Editors note: Future research is needed to determine whether marijuana causes these brain changes, or whether the brain changes are a biomarker that shows a vulnerability to marijuana addiction (although the latter is less likely than the former).
Other data show that marijuana is associated with an increase in psychosis (with heavy use), cognitive deficits, and an earlier onset of both bipolar disorder and schizophrenia in users compared to non-users. These findings make pot begin to look like a real health hazard. With legalization of marijuana occurring in many states, ease of access will increase, possibly accompanied by more heavy use. The most consistent pharmacological effect of marijuana is to produce an amotivational syndrome, characterized by apathy or lack of interest in social activities. Particularly for those already struggling with depression, pot is not as benign a substance as it is often thought to be.
Brain-derived neurotrophic factor (BDNF) keeps neurons healthy and is critical for long-term memory and synapse formation. BDNF levels increase in the nucleus accumbens (the brain’s reward center) and decrease in the hippocampus during clinical depression and chronic cocaine use. In rodents, the same changes in BDNF levels occur during defeat stress (which resembles human depression).
Rodents who are repeatedly defeated by a larger rodent exhibit behaviors such as social withdrawal, lethargy, and decreased interest in sucrose. The increases in BDNF in the nucleus accumbens of these rodents could reflect the learning that takes place during the repeated defeat stress and the depression-like behaviors that follow it. Blocking the BDNF increases in the nucleus accumbens prevents these behaviors from developing.

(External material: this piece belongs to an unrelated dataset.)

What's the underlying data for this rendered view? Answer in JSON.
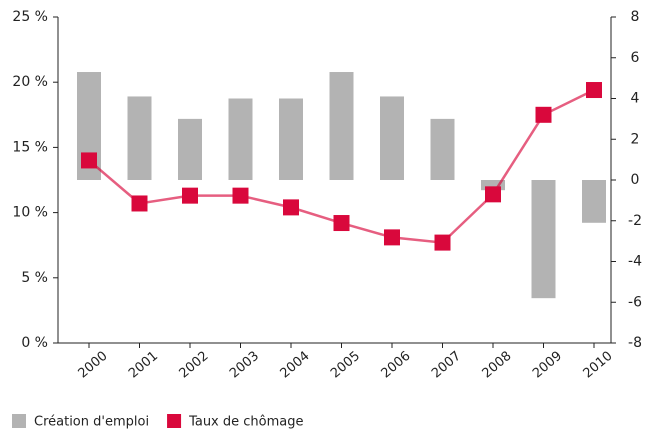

Chadi Abdallah and other researchers at Yale University recently found that the left nucleus accumbens of patients with treatment-resistant depression is enlarged compared to normal controls, and the drug ketamine, which produces rapid-onset antidepressant effects, rapidly decreases the volume of the nucleus accumbens in the depressed patients. The mechanism by which it does so is unknown, but could reflect some suppression of the depressive learning.
Any relationship between the volume of the nucleus accumbens and its levels of BDNF is unknown, but ketamine’s effect on the size of this brain region could be linked to a decrease in the defeat-stress memories.

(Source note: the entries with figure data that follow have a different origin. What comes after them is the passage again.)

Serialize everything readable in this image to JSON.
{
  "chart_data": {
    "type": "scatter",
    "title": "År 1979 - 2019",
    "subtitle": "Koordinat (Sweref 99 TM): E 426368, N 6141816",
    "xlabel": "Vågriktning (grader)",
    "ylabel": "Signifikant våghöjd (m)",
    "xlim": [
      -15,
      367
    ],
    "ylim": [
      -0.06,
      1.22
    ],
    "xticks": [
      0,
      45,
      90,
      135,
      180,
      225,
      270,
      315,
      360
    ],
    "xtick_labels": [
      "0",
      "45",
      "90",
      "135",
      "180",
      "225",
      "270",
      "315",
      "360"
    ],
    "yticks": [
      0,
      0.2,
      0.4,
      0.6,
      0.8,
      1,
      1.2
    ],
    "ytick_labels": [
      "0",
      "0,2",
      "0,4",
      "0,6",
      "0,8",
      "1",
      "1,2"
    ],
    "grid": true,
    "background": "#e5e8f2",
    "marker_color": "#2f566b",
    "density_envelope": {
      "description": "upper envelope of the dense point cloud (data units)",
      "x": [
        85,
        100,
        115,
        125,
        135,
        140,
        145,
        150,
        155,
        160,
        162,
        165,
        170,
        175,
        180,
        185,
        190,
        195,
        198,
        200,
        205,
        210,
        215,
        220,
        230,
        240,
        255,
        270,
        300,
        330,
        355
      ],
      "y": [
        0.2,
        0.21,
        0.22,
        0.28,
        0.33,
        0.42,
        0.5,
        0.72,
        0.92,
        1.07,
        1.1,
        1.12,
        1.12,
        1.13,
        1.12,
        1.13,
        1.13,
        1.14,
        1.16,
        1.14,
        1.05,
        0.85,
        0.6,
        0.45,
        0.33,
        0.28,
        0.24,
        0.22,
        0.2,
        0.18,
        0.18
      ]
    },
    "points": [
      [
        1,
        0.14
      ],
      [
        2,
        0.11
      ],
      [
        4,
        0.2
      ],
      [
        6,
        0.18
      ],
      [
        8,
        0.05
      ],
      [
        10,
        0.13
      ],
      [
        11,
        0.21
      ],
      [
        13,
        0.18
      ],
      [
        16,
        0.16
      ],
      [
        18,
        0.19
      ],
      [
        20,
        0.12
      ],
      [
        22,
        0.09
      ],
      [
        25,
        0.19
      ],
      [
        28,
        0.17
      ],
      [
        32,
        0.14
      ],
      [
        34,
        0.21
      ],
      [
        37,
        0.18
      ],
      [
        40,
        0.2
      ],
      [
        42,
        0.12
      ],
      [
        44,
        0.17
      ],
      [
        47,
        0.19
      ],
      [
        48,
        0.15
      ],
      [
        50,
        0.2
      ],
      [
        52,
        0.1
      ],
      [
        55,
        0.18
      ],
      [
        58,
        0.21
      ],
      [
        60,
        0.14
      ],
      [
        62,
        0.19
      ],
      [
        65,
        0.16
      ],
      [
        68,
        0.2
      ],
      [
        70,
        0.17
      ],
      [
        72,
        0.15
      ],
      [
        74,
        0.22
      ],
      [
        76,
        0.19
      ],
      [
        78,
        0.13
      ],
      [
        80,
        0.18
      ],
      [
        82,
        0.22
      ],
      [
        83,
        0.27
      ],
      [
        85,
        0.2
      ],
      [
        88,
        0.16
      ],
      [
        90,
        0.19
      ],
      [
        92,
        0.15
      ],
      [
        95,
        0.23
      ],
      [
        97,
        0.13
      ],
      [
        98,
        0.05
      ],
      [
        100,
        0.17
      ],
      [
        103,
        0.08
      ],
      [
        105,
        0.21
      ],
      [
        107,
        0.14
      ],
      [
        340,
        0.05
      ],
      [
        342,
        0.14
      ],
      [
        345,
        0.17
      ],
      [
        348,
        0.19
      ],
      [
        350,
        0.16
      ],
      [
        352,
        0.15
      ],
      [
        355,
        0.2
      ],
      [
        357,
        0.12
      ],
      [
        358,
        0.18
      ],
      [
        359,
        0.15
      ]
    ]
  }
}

In a 2013 study of children by Luby et al. in the Journal of the American Medical Association Pediatrics, poverty in early childhood was associated with smaller white and gray matter in the cortex and with smaller volume of the amygdala and hippocampus when the children reached school age. The effects of poverty on hippocampal volume were mediated by whether the children experienced stressful life events and whether a caregiver was supportive or hostile.
The children were recruited from primary care and day care settings between the ages of three and six, and were studied for five to ten years. They were initially assessed annually for three to six years and information on psychosocial, behavioral, and developmental dimensions were collected. Then the children took part in a magnetic resonance imaging (MRI) scan and continued annual assessments that included information such as whether the children experienced stressful life events.
Previous research has shown that poverty affects children’s psychosocial development and economic success in adulthood. This research shows that poverty also affects brain development. The findings suggest important targets for intervention that could help prevent these developmental deficits.